Sarimento et al. v. Grange Mutual Casualty Company, 106 Ohio St.3d 403 (2005)
Appellants (six individuals, including two minors) were driving in New Mexico when they were struck by a motor vehicle driven by an uninsured motorist. The Appellant’s truck was insured under an insurance contract with Apellee that was entered into in the state of Ohio. The insurance contract provided for uninsured and underinsured motorist coverage as long as the claim was brought within two years of the date of the accident. Appellants brought the claim exactly three years after the accident, within New Mexico’s statute of limitations for personal injury claims. The trial court dismissed Appellant’s claim on the basis that they missed the agreed upon two-year limitation.
On appeal, Appellant’s argued that the two-year limitation period was unreasonable and unenforceable because it was shorter than New Mexico’s personal injury statute of limitations Additionally, Appellant’s argued that even if the limitation was enforceable, it was tolled as to the claims of two minors under R.C. 2305.16. The appellate court determined Ohio law applied to the contract and that the two-year statute of limitations was reasonable, but determined that Ohio’s tolling statute applied to the minor Appellants and remanded for further proceedings. A discretionary appeal was accepted.
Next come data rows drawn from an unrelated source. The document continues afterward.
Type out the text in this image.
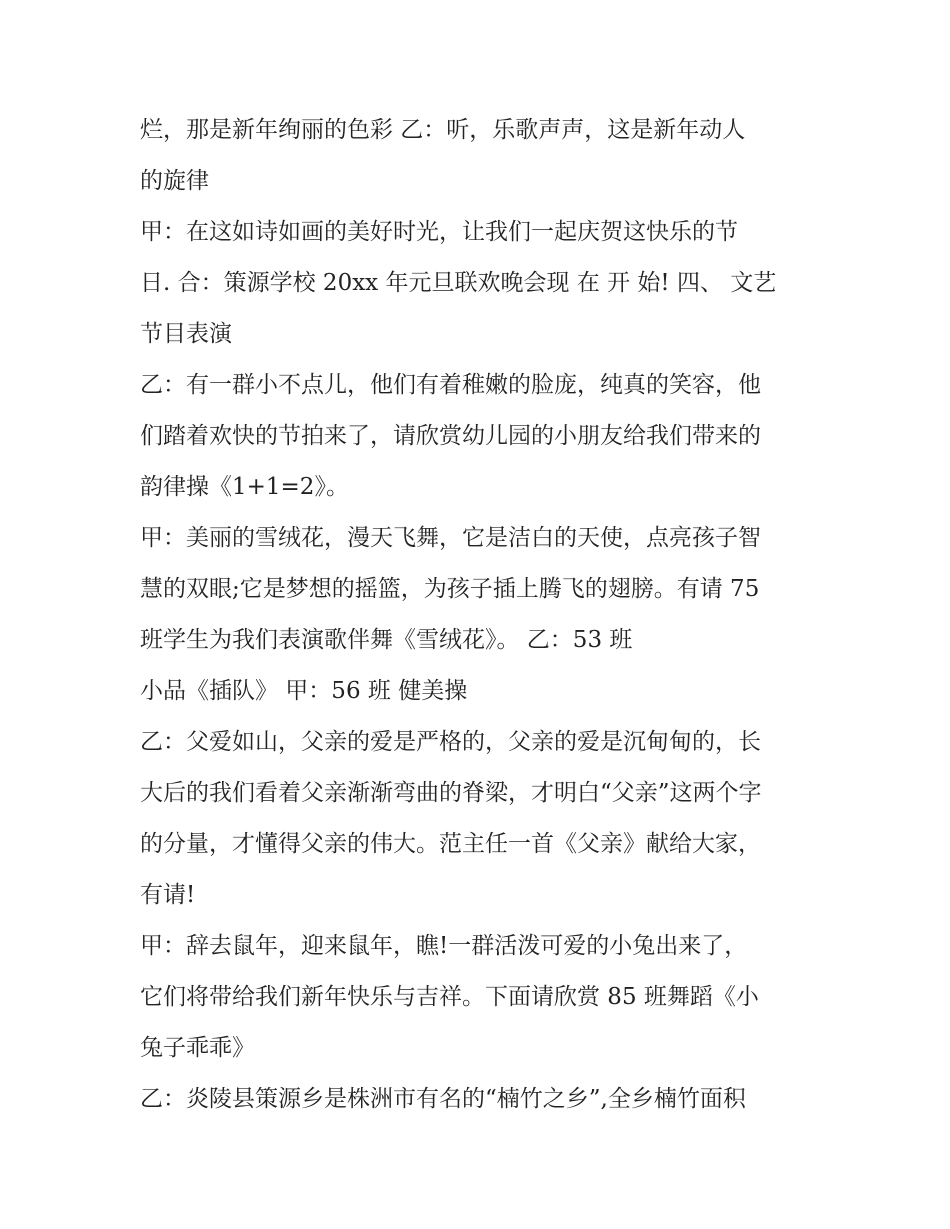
烂，那是新年绚丽的色彩 乙：听，乐歌声声，这是新年动人
的旋律
甲：在这如诗如画的美好时光，让我们一起庆贺这快乐的节
日. 合：策源学校 20xx 年元旦联欢晚会现 在 开 始! 四、 文艺
节目表演
乙：有一群小不点儿，他们有着稚嫩的脸庞，纯真的笑容，他
们踏着欢快的节拍来了，请欣赏幼儿园的小朋友给我们带来的
韵律操《1+1=2》。
甲：美丽的雪绒花，漫天飞舞，它是洁白的天使，点亮孩子智
慧的双眼;它是梦想的摇篮，为孩子插上腾飞的翅膀。有请 75
班学生为我们表演歌伴舞《雪绒花》。 乙：53 班
小品《插队》 甲：56 班 健美操
乙：父爱如山，父亲的爱是严格的，父亲的爱是沉甸甸的，长
大后的我们看着父亲渐渐弯曲的脊梁，才明白“父亲”这两个字
的分量，才懂得父亲的伟大。范主任一首《父亲》献给大家，
有请!
甲：辞去鼠年，迎来鼠年，瞧!一群活泼可爱的小兔出来了，
它们将带给我们新年快乐与吉祥。下面请欣赏 85 班舞蹈《小
兔子乖乖》
乙：炎陵县策源乡是株洲市有名的“楠竹之乡”,全乡楠竹面积
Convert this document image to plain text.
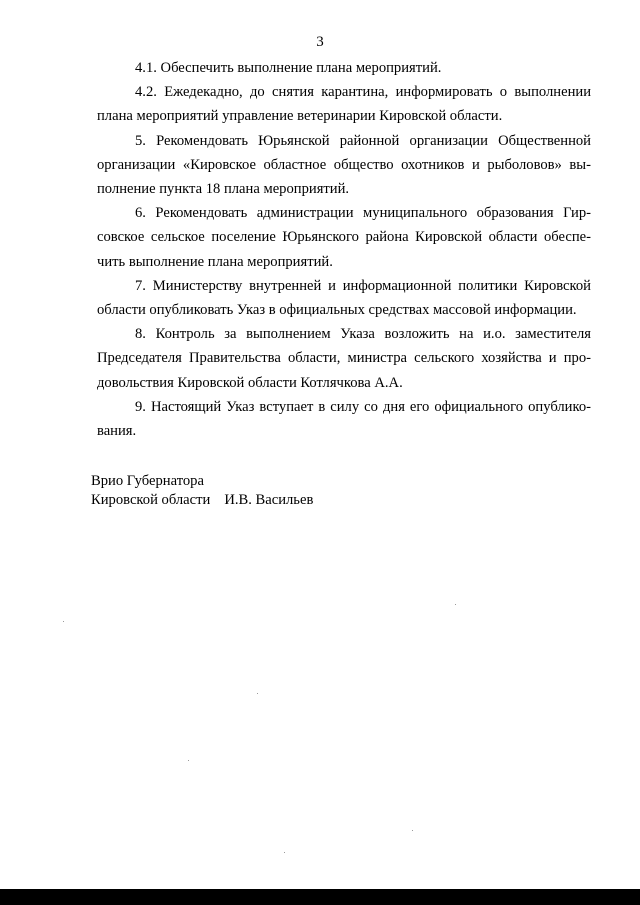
3

4.1. Обеспечить выполнение плана мероприятий.

4.2. Ежедекадно, до снятия карантина, информировать о выполнении плана мероприятий управление ветеринарии Кировской области.

5. Рекомендовать Юрьянской районной организации Общественной организации «Кировское областное общество охотников и рыболовов» выполнение пункта 18 плана мероприятий.

6. Рекомендовать администрации муниципального образования Гирсовское сельское поселение Юрьянского района Кировской области обеспечить выполнение плана мероприятий.

7. Министерству внутренней и информационной политики Кировской области опубликовать Указ в официальных средствах массовой информации.

8. Контроль за выполнением Указа возложить на и.о. заместителя Председателя Правительства области, министра сельского хозяйства и продовольствия Кировской области Котлячкова А.А.

9. Настоящий Указ вступает в силу со дня его официального опубликования.

Врио Губернатора
Кировской области И.В. Васильев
- Whether a two-year contractual limitation period for filing uninsured- and underinsured-motorist claims is reasonable and enforceable when the underlying tort claim is governed by the laws of another state, whose statute of limitations for the claim is longer than two years.
- Whether an insured who is a minor is bound by the terms and conditions of an insurance policy, including a two-year contractual limitation period for commencing a Uninsured/Underinsured Motorist claim, or whether R.C. 2305.16 applies to toll the limitations provision during the period of minority.
. A two-year contractual limitation period for filing uninsured- and underinsured-motorist claims is reasonable and enforceable, regardless of whether the foreign state in which the accident occurred provides a longer statute of limitations for the underlying tort claim.
- R.C. 2305.16 does not toll the limitation period in an insurance contract for persons who are minors at the time the cause of action accrues.
First, the Court identifies that an insurance policy is a contract and an uninsured motorist claim sounds in contract, not tort. Since the insurance contract was entered into on Ohio, was issued to an Ohio resident, and covered vehicles primarily garaged in Ohio, Ohio law applies to the claim. Here, the insurance contract’s plain language clearly gives a two-year limitation and time limiting clauses are valid under Ohio law as long as they are clear and unambiguous.
Next, the Court uses two cases, Miller v. Progressive, 69 Ohio St.3d 619 (1994) and Lane v. Grange Mut. Cos., 45 Ohio St.3d 63 (1989), to explain that the clause is reasonable. Lane held that a clause that permitted uninsured motorists claims to be brought “within the time period allowed by the applicable statute of limitations for bodily injury or death actions in the state where the accident occurred,” was unclear and ambiguous. Lane, 45 Ohio St.3d at 64. Thus, the court reasoned that contract provisions do not have to be as long as personal injury statute of limitations. In Miller, a contractual one-year limitation period for uninsured motorist claims was unreasonable and void. Miller, 69 Ohio St.3d at 623-24. However, the court in Miller held that a two-year provision would be reasonable. Id. at 624-25. Thus, the two-year provision provided by Appellee was reasonable and Appellant’s had no reason why they couldn’t bring the claim within that time frame.
- To determine the applicability of the R.C. 2305.16, the Court looks at the plain language of the tolling statute. R.C. 2305.16 applies only to certain statutes of limitations created by law in “sections 1302.98, 1304.35, and 2305.04 to 2305.14 . . ..” R.C. 2305.06 is one of the applicable statutes and states that, “a . . . contract . . . in writing shall be brought within fifteen years after the cause thereof accrued.” As stated above, Ohio has already determined that limiting the statutes of limitations in an insurance contract is allowed as long as it is reasonable and unambiguous. Thus, the tolling statute only applies to contracts with fifteen-year statute of limitations as provided under R.C. 2305.06 and if minors agree otherwise, they will be taken out of the statute and are bound to the agreement. The court verifies this result by stating that there are a number of areas of the law in which we do not toll a statute of limitations for minors, such as wrongful death claims or worker’s compensation.
The dissent does not believe that the majority properly interpreted Miller when they determined that it created a reasonable limitation period that would apply in every case. They claim Miller stood for the proposition that the plaintiff’s right to a claim could not be diluted or eliminated by the agreed upon time frame. Here, lowering the plaintiff’s right to the insurance claim from three years under New Mexico tort law to 2 years under Ohio contract law was improper and diluted the right.